A salvação nos aguarda em um glorioso mundo
de delícias, distante deste mundo em que vivemos.
Somos, afinal, “cidadãos do céu”,
como diz Paulo, de modo que, quando nossa vida nesse mundo
cruel chegar ao fim, nossas almas serão arrebatadas
para estar ali para sempre. Estaremos junto de nossos queridos
(não seria bom ouvir algo diferente, em vez desse
velho clichê?) e viveremos na nova Jerusalém. “Só mais
um pouco, e eu chegarei ao céu, ó Cordeiro
de Deus.” “Então depositaremos nossas
coroas diante de ti, e nos prostraremos em adoração
e louvor.”
...Infelizmente o pastor Evangelista confunde um pouco as
coisas. Muito do que ele diz é verdade, mas boa
parte não corresponde ao que as histórias
da Páscoa desejam comunicar.
...Longe dali, animado pelo
champanhe na reitoria após
a vigília da Páscoa (por que não quebrar
o jejum da Quaresma com estilo, mesmo que seu jejum tenha
sido esporádico?), o pastor Linguassolta está a
pleno vapor. Evidentemente, sabemos que o aspecto rudimentar
e exterior da história da Páscoa não é o
que os autores tinham em mente. A ciência moderna
tem demonstrado que milagres não acontecem, e mortos
não ressuscitam. Seja como for, que tipo de Deus
interromperia o curso da história apenas uma vez,
para resgatar uma única pessoa, e não faria
nada para impedir o Holocausto? Crer em algo tão óbvio,
tão evidente, tão pouco espiritual, como
o sepulcro vazio e a ressurreição corpórea, é ofensivo
a qualquer pessoa com uma percepção mais
apurada. Particularmente, isso pode indicar (como seu bom
amigo, pastor Evangelista, sem dúvida imaginaria,
graças ao seu fundamentalismo) a superioridade do
cristianismo sobre todas as outras crenças, considerando
que sabemos que Deus é radicalmente inclusivo e
que todas as religiões, todas as crenças,
todas as visões de mundo, podem ser caminhos que
levam a Deus.
...Assim... tudo indica que as histórias sobre o sepulcro vazio surgiram muito tempo depois. O erudito pastor quer deixar muito claro que essas histórias são a re-mitificação do drama escatológico primário, que pegou os discípulos em um momento de empatia sociomórfica, e possivelmente sociopática, culminando com o anúncio apocalíptico da visão beatífica. Bem, parece que a congregação não está conseguindo entender direito o que ele está dizendo... Mas, como eles também haviam encerrado o jejum da Quaresma com estilo...
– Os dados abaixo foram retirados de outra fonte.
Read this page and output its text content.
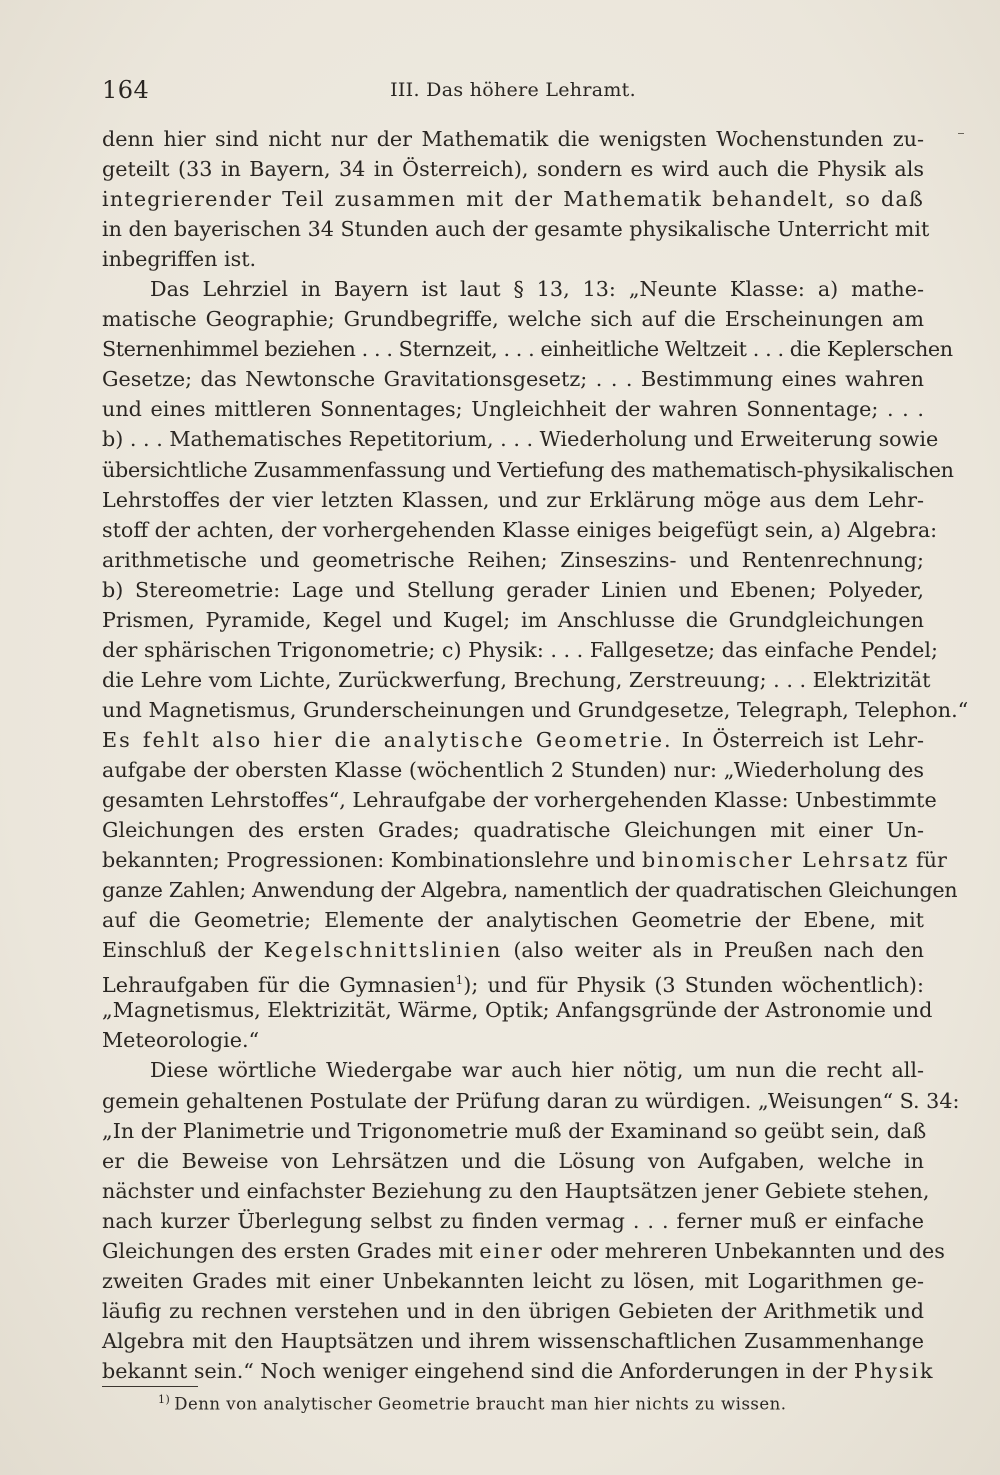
164	III. Das höhere Lehramt.
denn hier sind nicht nur der Mathematik die wenigsten Wochenstunden zu-
geteilt (33 in Bayern, 34 in Österreich), sondern es wird auch die Physik als
integrierender Teil zusammen mit der Mathematik behandelt, so daß
in den bayerischen 34 Stunden auch der gesamte physikalische Unterricht mit
inbegriffen ist.
Das Lehrziel in Bayern ist laut § 13, 13: „Neunte Klasse: a) mathe-
matische Geographie; Grundbegriffe, welche sich auf die Erscheinungen am
Sternenhimmel beziehen . . . Sternzeit, . . . einheitliche Weltzeit . . . die Keplerschen
Gesetze; das Newtonsche Gravitationsgesetz; . . . Bestimmung eines wahren
und eines mittleren Sonnentages; Ungleichheit der wahren Sonnentage; . . .
b) . . . Mathematisches Repetitorium, . . . Wiederholung und Erweiterung sowie
übersichtliche Zusammenfassung und Vertiefung des mathematisch-physikalischen
Lehrstoffes der vier letzten Klassen, und zur Erklärung möge aus dem Lehr-
stoff der achten, der vorhergehenden Klasse einiges beigefügt sein, a) Algebra:
arithmetische und geometrische Reihen; Zinseszins- und Rentenrechnung;
b) Stereometrie: Lage und Stellung gerader Linien und Ebenen; Polyeder,
Prismen, Pyramide, Kegel und Kugel; im Anschlusse die Grundgleichungen
der sphärischen Trigonometrie; c) Physik: . . . Fallgesetze; das einfache Pendel;
die Lehre vom Lichte, Zurückwerfung, Brechung, Zerstreuung; . . . Elektrizität
und Magnetismus, Grunderscheinungen und Grundgesetze, Telegraph, Telephon.“
Es fehlt also hier die analytische Geometrie. In Österreich ist Lehr-
aufgabe der obersten Klasse (wöchentlich 2 Stunden) nur: „Wiederholung des
gesamten Lehrstoffes“, Lehraufgabe der vorhergehenden Klasse: Unbestimmte
Gleichungen des ersten Grades; quadratische Gleichungen mit einer Un-
bekannten; Progressionen: Kombinationslehre und binomischer Lehrsatz für
ganze Zahlen; Anwendung der Algebra, namentlich der quadratischen Gleichungen
auf die Geometrie; Elemente der analytischen Geometrie der Ebene, mit
Einschluß der Kegelschnittslinien (also weiter als in Preußen nach den
Lehraufgaben für die Gymnasien$^1$); und für Physik (3 Stunden wöchentlich):
„Magnetismus, Elektrizität, Wärme, Optik; Anfangsgründe der Astronomie und
Meteorologie.“
Diese wörtliche Wiedergabe war auch hier nötig, um nun die recht all-
gemein gehaltenen Postulate der Prüfung daran zu würdigen. „Weisungen“ S. 34:
„In der Planimetrie und Trigonometrie muß der Examinand so geübt sein, daß
er die Beweise von Lehrsätzen und die Lösung von Aufgaben, welche in
nächster und einfachster Beziehung zu den Hauptsätzen jener Gebiete stehen,
nach kurzer Überlegung selbst zu finden vermag . . . ferner muß er einfache
Gleichungen des ersten Grades mit einer oder mehreren Unbekannten und des
zweiten Grades mit einer Unbekannten leicht zu lösen, mit Logarithmen ge-
läufig zu rechnen verstehen und in den übrigen Gebieten der Arithmetik und
Algebra mit den Hauptsätzen und ihrem wissenschaftlichen Zusammenhange
bekannt sein.“ Noch weniger eingehend sind die Anforderungen in der Physik
$^{1)}$ Denn von analytischer Geometrie braucht man hier nichts zu wissen.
...Em se tratando do “por quê?”, o reverendo
Linguassolta é enfático. Agora que nos livramos
de todo esse absurdo sobrenatural, o caminho está livre
para a “verdadeira ressurreição”.
Essa acaba sendo uma maneira nova de explicar o projeto
humano, de romper velhos tabus (ele tem em mente a ética
sexual tradicional, mas esse é um assunto muito
delicado para o momento), e de descobrir um novo estilo
de vida: uma abordagem mais acolhedora, mais “inclusiva”.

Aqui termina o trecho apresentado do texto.